THE chief executive of Network Rail says the increase in train fares is “essential”.
Sir David Higgins, who lives in Henley, said there had not been enough investment in the railways over the past half century.
He spoke at the announcement of a £37.5billion plan to deliver faster journeys, another 170,000 peak-time commuter seats and improved reliability across the network.
The five-year plan will include electrification of the Henley-to-Twyford branch line next year as part of £9billion worth of network upgrades that were first announced in July.
It will be equipped with 25,000 volt overhead power cables, bringing an end to the diesel trains on part of First Great Western’s services.
The move is part of a government scheme to create an “electric spine” from the North to Southampton Docks in a bid to boost the economy.
Sir David, who travels by train from Henley to his office in London, said: “£37 billion is a huge amount of money but it is absolutely essential that we catch up with demand. There is a huge growth in railway — people are using it more than ever with a 50 per cent increase in the last 10 years.
“You can split that money into three pots. The first is to operate the railway, the second is to maintain it to an acceptable and sustainable standard and the third is to cope with growth.”
He said Network Rail needed to “learn lessons” of the past 50 years and improve the railways to cope with growth.
Sir David said: “We haven’t invested to meet with demand and playing catch-up is always more expensive to do, so we have to learn that lesson and not make that mistake.
“In the Seventies, Eighties and Nineties Europe, and Japan for that matter, were building a new rail network and we didn’t build any for hundreds of years.
“We didn’t build any yet we have one of the highest-growth networks in Europe.”
The cost of season tickets on the First Great Western network, which links Henley with London, Oxford and Reading, was increased by an average of 4.2 per cent from January 1.
An annual standard-class season ticket to Paddington now costs £3,388, an increase of £136. Making the same journey via Reading costs £3,955, compared with £3,796 previously.

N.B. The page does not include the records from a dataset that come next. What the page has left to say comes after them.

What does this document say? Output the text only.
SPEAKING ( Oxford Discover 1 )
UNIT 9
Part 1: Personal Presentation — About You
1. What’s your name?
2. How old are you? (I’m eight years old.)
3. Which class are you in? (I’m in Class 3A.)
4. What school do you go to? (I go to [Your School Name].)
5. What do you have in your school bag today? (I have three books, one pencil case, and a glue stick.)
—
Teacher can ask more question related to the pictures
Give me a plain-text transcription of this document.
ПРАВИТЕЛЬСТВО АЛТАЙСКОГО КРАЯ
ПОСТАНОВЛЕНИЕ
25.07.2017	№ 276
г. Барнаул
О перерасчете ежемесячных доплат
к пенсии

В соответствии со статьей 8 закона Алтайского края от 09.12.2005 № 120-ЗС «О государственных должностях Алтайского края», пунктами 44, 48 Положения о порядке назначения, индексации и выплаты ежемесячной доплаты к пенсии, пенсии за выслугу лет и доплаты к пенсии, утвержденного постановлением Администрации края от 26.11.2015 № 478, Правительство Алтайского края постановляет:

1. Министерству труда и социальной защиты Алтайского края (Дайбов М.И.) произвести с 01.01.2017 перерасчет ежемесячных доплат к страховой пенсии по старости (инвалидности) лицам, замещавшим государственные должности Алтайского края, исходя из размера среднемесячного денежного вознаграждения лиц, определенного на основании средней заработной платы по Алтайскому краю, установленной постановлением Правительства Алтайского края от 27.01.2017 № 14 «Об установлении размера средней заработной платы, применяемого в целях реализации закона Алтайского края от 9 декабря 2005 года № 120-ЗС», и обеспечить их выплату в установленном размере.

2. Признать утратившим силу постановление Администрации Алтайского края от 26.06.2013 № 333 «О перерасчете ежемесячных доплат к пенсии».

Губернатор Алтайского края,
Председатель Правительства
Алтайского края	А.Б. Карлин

An annual season ticket to Oxford has risen from £2,580 to £2,688, while a ticket to Reading has increased from £992 to £1,033. Sir David said the Government regulated the price of season tickets, adding: “Our job is to run the railways efficiently.”
In December, it was revealed that commuters from Henley travel to work on the busiest train in the country.
The Department for Transport found that the 7.44am service from Henley to London Paddington carried 80 per cent more passengers than its official capacity.
In April, DfT figures showed that four in 10 passengers on the same First Great Western service were forced to stand, making it the busiest in the South-East.
A survey, carried out on one day, found that the three-carriage train, which stops at Wargrave, Shiplake, Twyford and Maidenhead, was carrying 373 passengers, 148 more than it was designed to hold.
Since then, a carriage has been added.